Anthony Peregrine, The Daily Telegraph, October 07, 2014
Napoleon left Elba on February 26, 1815. Talk about incorrigible. Had it been me, I’d have been there yet. Granted, the little fellow had been exiled to the island off the Tuscan coast. As exiles go, though, his was tolerable. The allies, victorious finally in 1814, had despatched their former enemy to Elba not as a prisoner but as ruler of the place. He had arrived there the previous May – accompanied by a few hundred men – with pomp, circumstance and a Te Deum in the cathedral.

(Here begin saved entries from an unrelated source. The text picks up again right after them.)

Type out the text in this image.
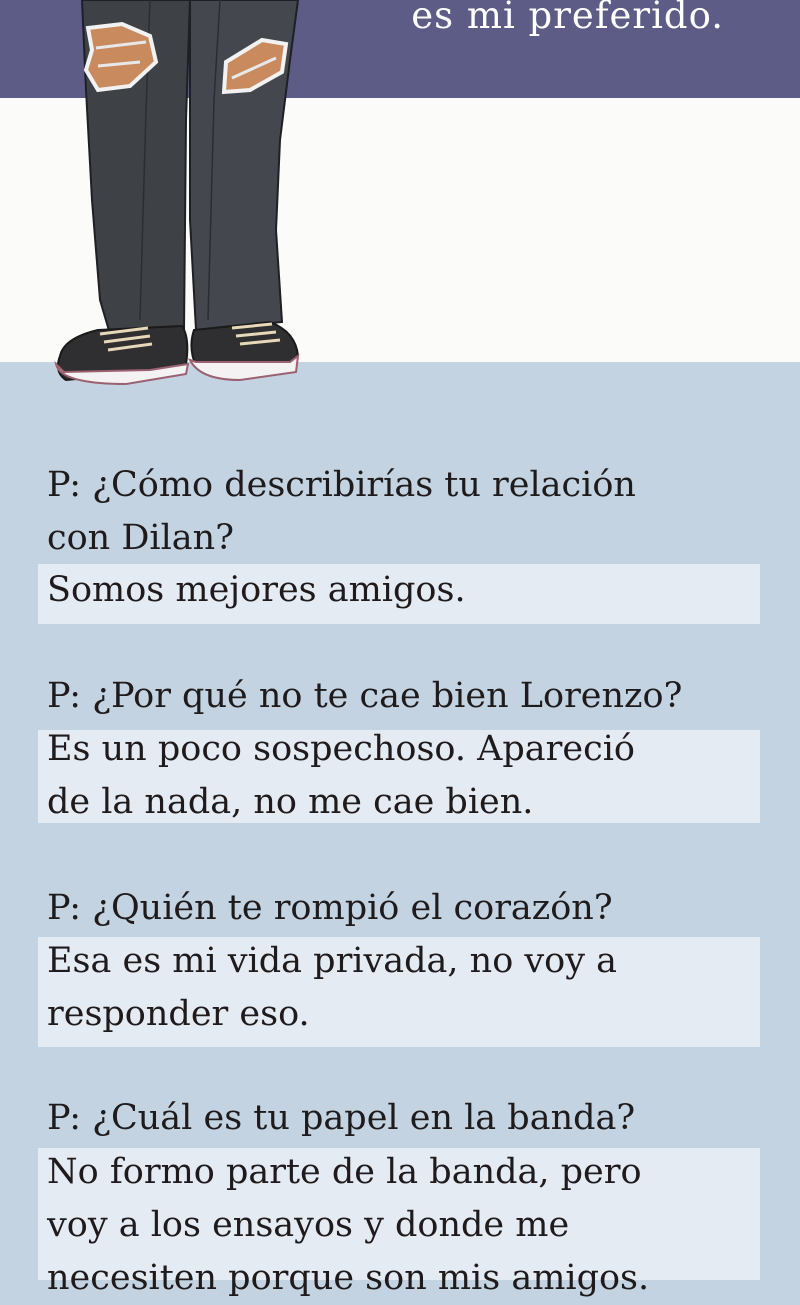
es mi preferido.
P: ¿Cómo describirías tu relación
con Dilan?
Somos mejores amigos.
P: ¿Por qué no te cae bien Lorenzo?
Es un poco sospechoso. Apareció
de la nada, no me cae bien.
P: ¿Quién te rompió el corazón?
Esa es mi vida privada, no voy a
responder eso.
P: ¿Cuál es tu papel en la banda?
No formo parte de la banda, pero
voy a los ensayos y donde me
necesiten porque son mis amigos.
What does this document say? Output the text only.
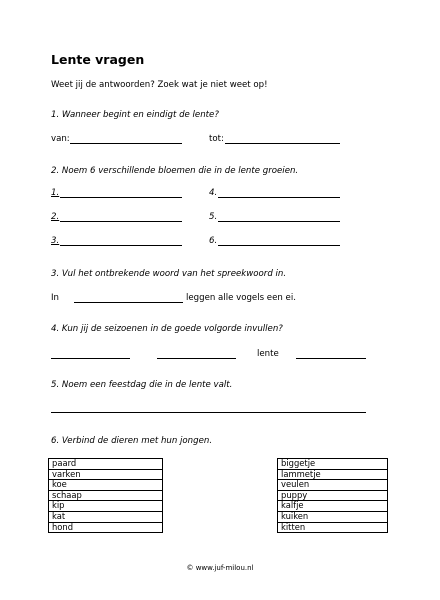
Lente vragen
Weet jij de antwoorden? Zoek wat je niet weet op!
1. Wanneer begint en eindigt de lente?
van:	tot:
2. Noem 6 verschillende bloemen die in de lente groeien.
1.	4.
2.	5.
3.	6.
3. Vul het ontbrekende woord van het spreekwoord in.
In	leggen alle vogels een ei.
4. Kun jij de seizoenen in de goede volgorde invullen?
lente
5. Noem een feestdag die in de lente valt.
6. Verbind de dieren met hun jongen.
paard
varken
koe
schaap
kip
kat
hond
biggetje
lammetje
veulen
puppy
kalfje
kuiken
kitten
© www.juf-milou.nl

Subsequently he’d had the use of not one but two mansions. His mum and his favourite sister Pauline came to join him. Though his wife kept away, his Polish mistress visited. He apparently also found comfort in the company of a local girl, Sbarra. According to a contemporary chronicler, he “spent many happy hours eating cherries with her”.
Meanwhile, the island itself was – is – something of a stunner. “Beautiful, charming, elegant and frighteningly powerful,” was how Napoleon’s mum, Letizia, put it. And it furnished him with projects a gogo. His 300 days there were a whirlwind of local economic reforming. The chap who had subdued most of Europe seemed happy running municipal affairs for the 12,000 population. “I want to live from now on like a justice of the peace,” he said.
Except that he didn’t, really. Given the island’s allure, you and I would have hung up a “Dunwarmongerin’ ” sign and settled back. Which is why Napoleon was an emperor and we are not. He had scores to settle, countries to re-conquer, a continent to recover. So he left Elba 200 years ago next February. Nor did he sneak away. On the night before, he held a farewell ball. On the day itself, he briefed French civil and military authorities who were to stay on the island. Then he had to push through crowds come to the port to bid him arrivederci. It was a triumphal exit. He would return to mainland France to show Europe what for.
A fat lot of good it did him. Everything ended in tears at Waterloo and then with proper exile a world away on St Helena. Such are the perils of towering ambition. “If only he’d stayed on Elba…” said a bloke in a bar in Portoferraio, Elba’s main town. Quite. If only. He would maybe have lived longer – and certainly have been happier. This holds true for all of us today. It remains easy to be happy on Elba.
Here are six reasons:
1. Because no one you know has ever been there, and hardly any can place it on a map.
Oneupmanship, then: bohemian Britons – rich ones with yachts – were early arrivals in the Fifties. But when, in succeeding decades, tourism really took off, mainland Italians and a few savvy Germans led the charge. Now Elba needs us – as, for obvious reasons, Italian trade is falling off.
Though unknown, Elba is, as mentioned, a brilliant island. It’s bigger than you thought, if you ever thought about Elba – which I didn’t, much. I just assumed it was a rock with a house on top for Napoleon. In truth, it’s 17 miles by 11, more than half the size of the Isle of Wight, though a lot more challenging. An hour off the mainland, it’s a sort of distillation of the best of Tuscany or, if you prefer, a concentrated Corsica but without the inconvenience of Corsicans and their brittle sense of exclusivity. You will be able to tell people this yourself when you get home, because they’ll still know nothing about the place.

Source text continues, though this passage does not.